Отмечая различия между врачом и пациентом «в поле, возрасте, в социальном положении, наконец, различие профессий — всем этим осложняются их взаимоотношения и борьба», Волошинов характеризует их отношения какклассовые. Психоанализ он называет «психологией деклассированных», подразумевая, что тот не только моделирован с людей, не принадлежащих ни к какому определенному классу, но и создан и востребован именно такими людьми — тем самым «современным буржуазным “Kulturmensch'ем”». Во «Фрейдизме» Волошинов еще жестче критикует этого несчастного Kulturmensch’a — за то же стремление найти мир по ту сторону исторического и социального, а именно, в сексуальном:

Сексуальную «пару», как какой-то социальный минимум, легче всего изолировать и превратить в микрокосм, ни в ком и ни в чем не нуждающийся. <…> Эдипов комплекс <…> великолепное остранение семейной ячейки. <…> Сексуальность объявляется высшим критерием реальности, существенности. А чем человек деклассированнее, тем острее ощущает он в себе свою «голую природность», свою «стихийность».
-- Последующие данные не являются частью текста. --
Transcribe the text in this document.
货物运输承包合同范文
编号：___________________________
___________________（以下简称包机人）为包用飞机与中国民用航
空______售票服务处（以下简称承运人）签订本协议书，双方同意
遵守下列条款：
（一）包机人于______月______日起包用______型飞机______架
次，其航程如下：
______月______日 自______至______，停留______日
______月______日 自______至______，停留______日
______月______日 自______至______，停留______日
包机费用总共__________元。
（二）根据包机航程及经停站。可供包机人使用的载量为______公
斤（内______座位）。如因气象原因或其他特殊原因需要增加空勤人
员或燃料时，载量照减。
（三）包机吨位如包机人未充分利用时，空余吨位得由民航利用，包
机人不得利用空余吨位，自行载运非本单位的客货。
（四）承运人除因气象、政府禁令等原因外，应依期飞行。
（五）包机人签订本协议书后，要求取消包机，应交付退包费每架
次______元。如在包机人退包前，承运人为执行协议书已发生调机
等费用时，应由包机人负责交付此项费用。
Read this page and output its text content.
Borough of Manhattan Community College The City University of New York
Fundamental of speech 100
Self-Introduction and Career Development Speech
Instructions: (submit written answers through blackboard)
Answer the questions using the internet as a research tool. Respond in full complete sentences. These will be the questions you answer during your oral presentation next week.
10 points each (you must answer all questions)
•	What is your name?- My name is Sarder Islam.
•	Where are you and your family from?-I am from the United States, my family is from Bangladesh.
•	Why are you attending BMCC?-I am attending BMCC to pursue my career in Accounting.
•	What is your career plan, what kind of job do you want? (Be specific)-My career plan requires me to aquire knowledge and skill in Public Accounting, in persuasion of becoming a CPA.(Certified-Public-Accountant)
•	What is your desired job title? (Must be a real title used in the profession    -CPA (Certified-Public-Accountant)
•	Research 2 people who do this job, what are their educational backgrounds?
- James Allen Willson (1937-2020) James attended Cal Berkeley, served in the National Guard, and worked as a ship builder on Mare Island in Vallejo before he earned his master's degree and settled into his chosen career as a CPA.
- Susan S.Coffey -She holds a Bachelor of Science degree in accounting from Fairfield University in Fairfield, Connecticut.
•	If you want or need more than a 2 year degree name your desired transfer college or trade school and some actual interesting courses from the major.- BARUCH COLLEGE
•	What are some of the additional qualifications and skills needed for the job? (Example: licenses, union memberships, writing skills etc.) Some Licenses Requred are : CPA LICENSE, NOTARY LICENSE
Можно предположить, что в это самое время происходит болезненная «перековка» молодого автора, пытавшегося зашагать в ногу со временем. «Где закрыты творческие пути истории, там остаются только тупики индивидуального изживания обессмысленной жизни», — мрачно заключает Волошинов.

Наконец, в работе «Марксизм и философия языка» (возможно, написанной в соавторстве с М.М. Бахтиным) Волошинов использовал ту же модель — проекцию-перенос социальных отношений «вовнутрь», в психику, для объяснения феномена внутренней речи: «Ни одно словесное высказывание вообще не может быть отнесено на счет одного только высказавшего его: оно — продукт взаимодействия говорящих, и шире — продукт всей той сложной социальной ситуации, в которой высказывание возникло».

Это положение из своей прежней книги «Фрейдизм» Волошинов развивает в работе «Марксизм и философия языка». В ней он делает высказывание единицей анализа не только речи, но и так называемой внутренней речи: «Единицею внутренней речи являются некие целые, несколько напоминающие абзацы монологической речи, или целые высказывания. Но более всего они напоминают реплики диалога». А социальный контекст высказывания становится, в конечном счете, контекстом возникновения сознания и психики: «Психическое переживание — это внутреннее, становящееся внешним, идеологический знак — внешнее, становящееся внутренним. Психика в организме — экстерриториальна. Это — социальное, проникшее в организм особи».

Идея эта, которую легко возвести к Марксу, встречается и у М.М. Бахтина, в его вышедшей немногим ранее работе «Проблемы поэтики Достоевского». Так, Бахтин критикует идею о едином и единственном сознании:

Единство сознания, подменяющее единство бытия, неизбежно превращается в единство одного сознания; при этом совершенно безразлично, какую метафизическую форму оно принимает: «сознания вообще» («Bewusstsein uberhaupt»), «абсолютного я», «абсолютного духа», «нормативного сознания» и пр. Рядом с этим единым и неизбежно одним сознанием оказывается множество эмпирических человеческих сознаний. Эта множественность сознаний с точки зрения «сознания вообще» случайна и, так сказать, излишня.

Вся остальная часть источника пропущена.